Makanan Ruhani

 Suasana Ngaji Hikam

Pagi ini, masih jelas terbayang di benakku, laki-laki itu telah bikin orang-orang di sekitar Ka’bah yang mendengar lantunan syairnya mendadak terharu. Hati mereka langsung tersayat-sayat. Bagaimana tidak? Bayangkan, sembari bertawaf ia terus bersenandung:

Aku berbaju selimutku seperti yang Engkau lihat.
Dan putriku menangis (kelaparan) seperti yang Engkau lihat
Dan istriku telanjang seperti yang Engkau lihat
Wahai Dzat yang melihat  apa yang terjadi, tapi yang tak terlihat
Tidakkah Engkau melihat apa yang ada di hatiku, tidakkah Engkau melihat?
Tidakkah Engkau melihat apa yang terjadi pada kami, tidakkah Engkau melihat

Benar-benar sebuah syair yang menyentuh hati. Aku miris mendengar kisah itu dituturkan Yai Guru.
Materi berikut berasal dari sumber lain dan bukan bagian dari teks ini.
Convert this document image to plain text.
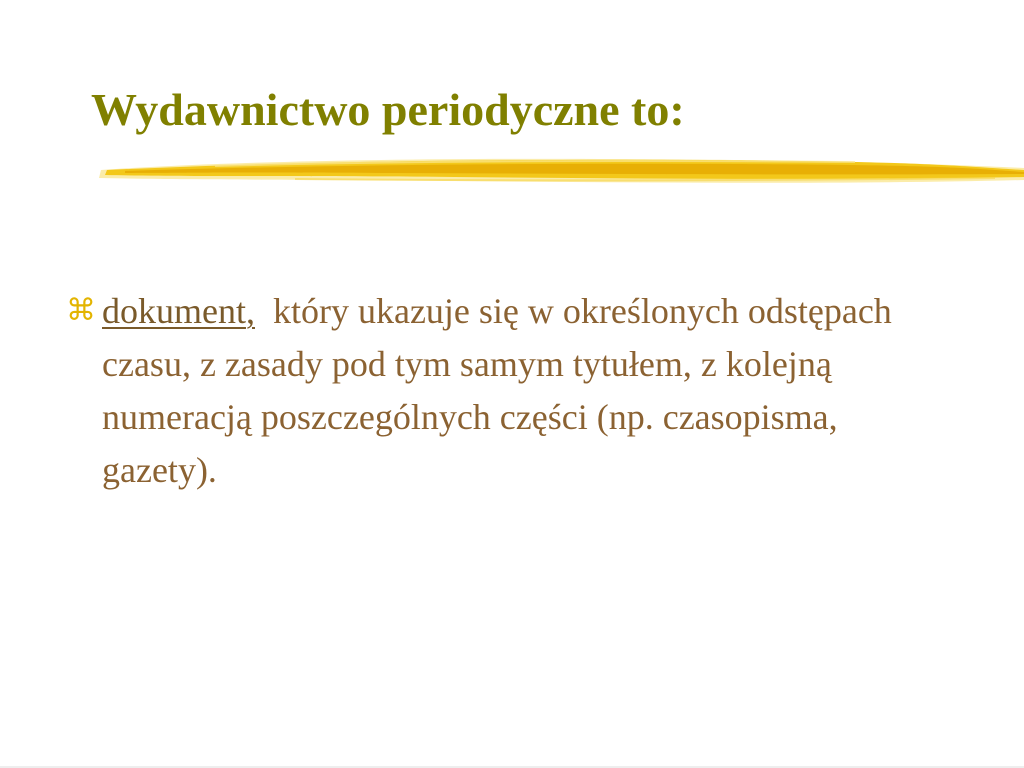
Wydawnictwo periodyczne to:

⌘ dokument,  który ukazuje się w określonych odstępach czasu, z zasady pod tym samym tytułem, z kolejną numeracją poszczególnych części (np. czasopisma, gazety).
Dan singkat kisah, orang-orang di sekitar lelaki itu tidak tega. lantas mengumpulkan sisa-sisa makan buat mengurangi derita si lelaki fakir. 

Namun, alih-alih diterima, laki-laki itu justru meminta mereka menjauh. 
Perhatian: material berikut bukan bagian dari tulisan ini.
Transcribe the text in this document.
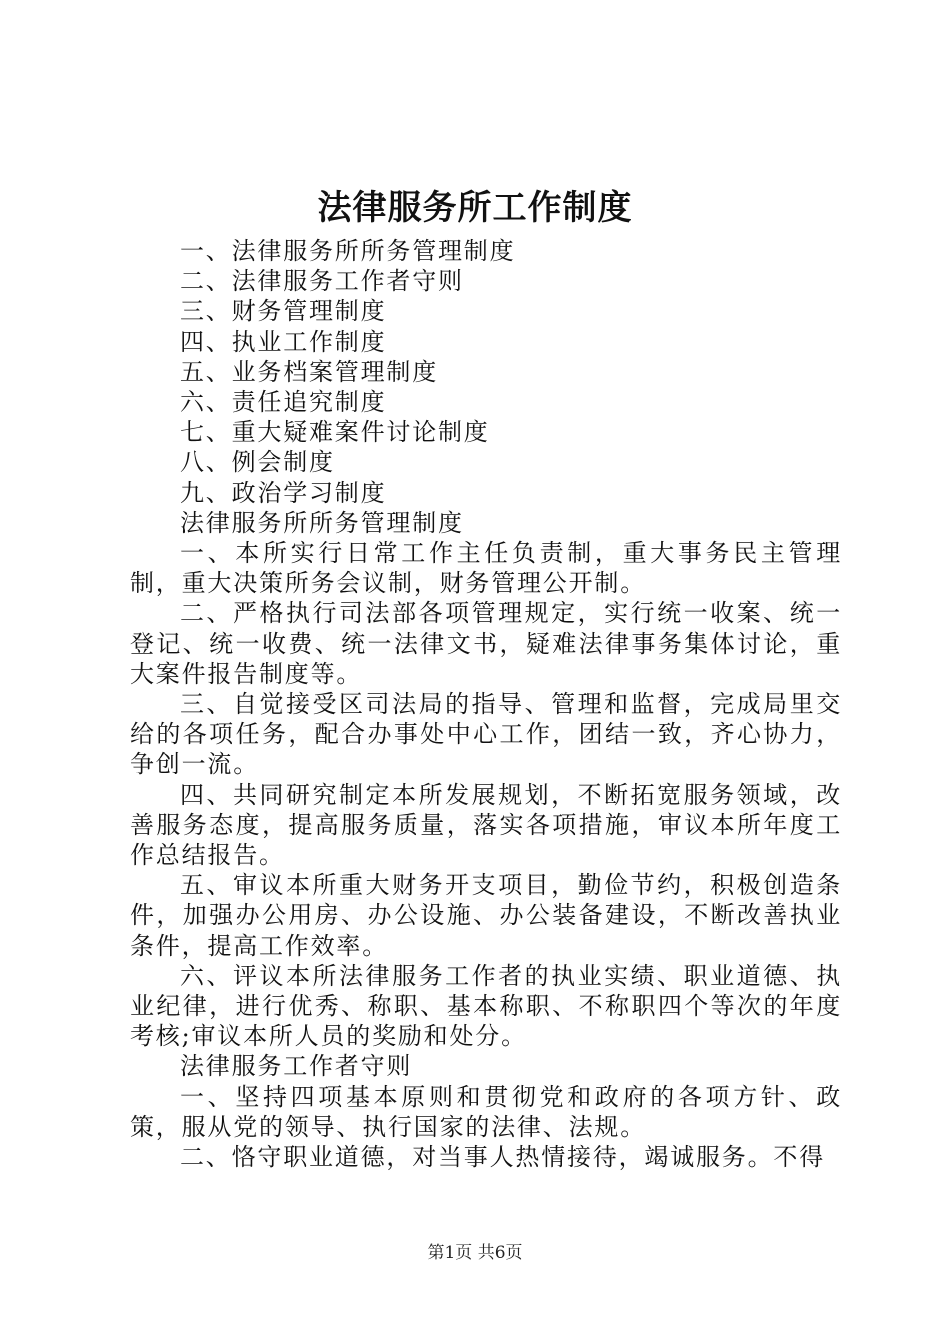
法律服务所工作制度

一、法律服务所所务管理制度

二、法律服务工作者守则

三、财务管理制度

四、执业工作制度

五、业务档案管理制度

六、责任追究制度

七、重大疑难案件讨论制度

八、例会制度

九、政治学习制度

法律服务所所务管理制度

一、本所实行日常工作主任负责制，重大事务民主管理制，重大决策所务会议制，财务管理公开制。

二、严格执行司法部各项管理规定，实行统一收案、统一登记、统一收费、统一法律文书，疑难法律事务集体讨论，重大案件报告制度等。

三、自觉接受区司法局的指导、管理和监督，完成局里交给的各项任务，配合办事处中心工作，团结一致，齐心协力，争创一流。

四、共同研究制定本所发展规划，不断拓宽服务领域，改善服务态度，提高服务质量，落实各项措施，审议本所年度工作总结报告。

五、审议本所重大财务开支项目，勤俭节约，积极创造条件，加强办公用房、办公设施、办公装备建设，不断改善执业条件，提高工作效率。

六、评议本所法律服务工作者的执业实绩、职业道德、执业纪律，进行优秀、称职、基本称职、不称职四个等次的年度考核;审议本所人员的奖励和处分。

法律服务工作者守则

一、坚持四项基本原则和贯彻党和政府的各项方针、政策，服从党的领导、执行国家的法律、法规。

二、恪守职业道德，对当事人热情接待，竭诚服务。不得

第1页 共6页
“Maaf aku tidak bisa menerima. Aku mustahil bisa sekhusyuk ini, jika aku masih merasa memiliki sesuatu. 
Biarkan aku seperti ini, dan Allah pasti Mahatahu. Walau aku tak akan pernah tahu bahwa aku termasuk orang yang dicintai-Nya atau tidak. 
Biarkan aku begini, wahai saudara-saudaraku. Sebab yang terpenting bagiku, aku bisa semakin merasa hina di hadapan-Nya.” 
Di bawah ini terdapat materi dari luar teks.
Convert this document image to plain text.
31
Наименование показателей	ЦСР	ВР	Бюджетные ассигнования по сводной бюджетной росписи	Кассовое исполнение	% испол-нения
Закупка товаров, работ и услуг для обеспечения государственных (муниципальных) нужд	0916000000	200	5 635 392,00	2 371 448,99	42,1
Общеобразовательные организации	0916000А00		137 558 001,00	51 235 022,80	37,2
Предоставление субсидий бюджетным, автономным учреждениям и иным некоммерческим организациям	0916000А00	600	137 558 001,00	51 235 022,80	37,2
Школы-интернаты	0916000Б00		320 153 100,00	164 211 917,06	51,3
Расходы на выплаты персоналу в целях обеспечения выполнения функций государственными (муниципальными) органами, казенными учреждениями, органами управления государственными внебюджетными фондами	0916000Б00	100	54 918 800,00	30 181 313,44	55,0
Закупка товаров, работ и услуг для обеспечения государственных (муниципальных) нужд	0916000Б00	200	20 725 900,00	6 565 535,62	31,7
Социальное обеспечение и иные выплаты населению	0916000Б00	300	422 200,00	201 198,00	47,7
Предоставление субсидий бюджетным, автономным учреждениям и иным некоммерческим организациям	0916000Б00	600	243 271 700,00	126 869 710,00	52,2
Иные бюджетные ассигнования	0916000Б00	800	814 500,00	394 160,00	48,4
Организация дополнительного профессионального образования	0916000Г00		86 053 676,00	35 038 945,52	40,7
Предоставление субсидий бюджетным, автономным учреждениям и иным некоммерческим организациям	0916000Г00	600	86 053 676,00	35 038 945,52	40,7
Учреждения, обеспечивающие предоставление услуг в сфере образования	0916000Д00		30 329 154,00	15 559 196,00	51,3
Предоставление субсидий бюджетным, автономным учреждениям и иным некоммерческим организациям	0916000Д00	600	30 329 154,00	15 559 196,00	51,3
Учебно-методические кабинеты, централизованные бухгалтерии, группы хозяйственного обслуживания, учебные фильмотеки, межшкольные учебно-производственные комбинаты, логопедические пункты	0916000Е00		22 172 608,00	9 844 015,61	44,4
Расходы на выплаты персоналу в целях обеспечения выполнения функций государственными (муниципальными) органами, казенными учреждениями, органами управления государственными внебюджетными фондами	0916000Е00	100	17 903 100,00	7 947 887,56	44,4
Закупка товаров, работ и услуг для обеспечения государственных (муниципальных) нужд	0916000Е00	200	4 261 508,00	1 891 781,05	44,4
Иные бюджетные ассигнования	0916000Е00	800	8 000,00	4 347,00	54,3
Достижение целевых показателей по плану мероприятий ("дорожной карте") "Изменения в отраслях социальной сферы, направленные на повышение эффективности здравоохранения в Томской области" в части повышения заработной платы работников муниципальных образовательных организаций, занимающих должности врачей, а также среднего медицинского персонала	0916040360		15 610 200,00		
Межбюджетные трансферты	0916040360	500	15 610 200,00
Ya, laki-laki itu. Pribadi yang telah sanggup menghadirkan Tuhan di kondisi fakirnya. Nah, pagi ini, cuaca Ungaran mendung. Sehingga sisa dingin malam belum benar-benar hilang. Aku terpekur memandangi awan putih, sembari terus mengingat uraian hikmah Yai Guru semalam. Istriku, Rahma, masih asyik menyiapkan menu sarapan. Berkali-kali kudengar kran air dinyalakan, pertanda Rahma tengah mencuci gelas-piring. Artinya, sebentar lagi urusan perdapuran selesai. Sementara Rakai kembali lelap, setelah ikut subuhan berikut ngobrol-ngobrol sebentar denganku menyiapkan materi belajarnya hari ini.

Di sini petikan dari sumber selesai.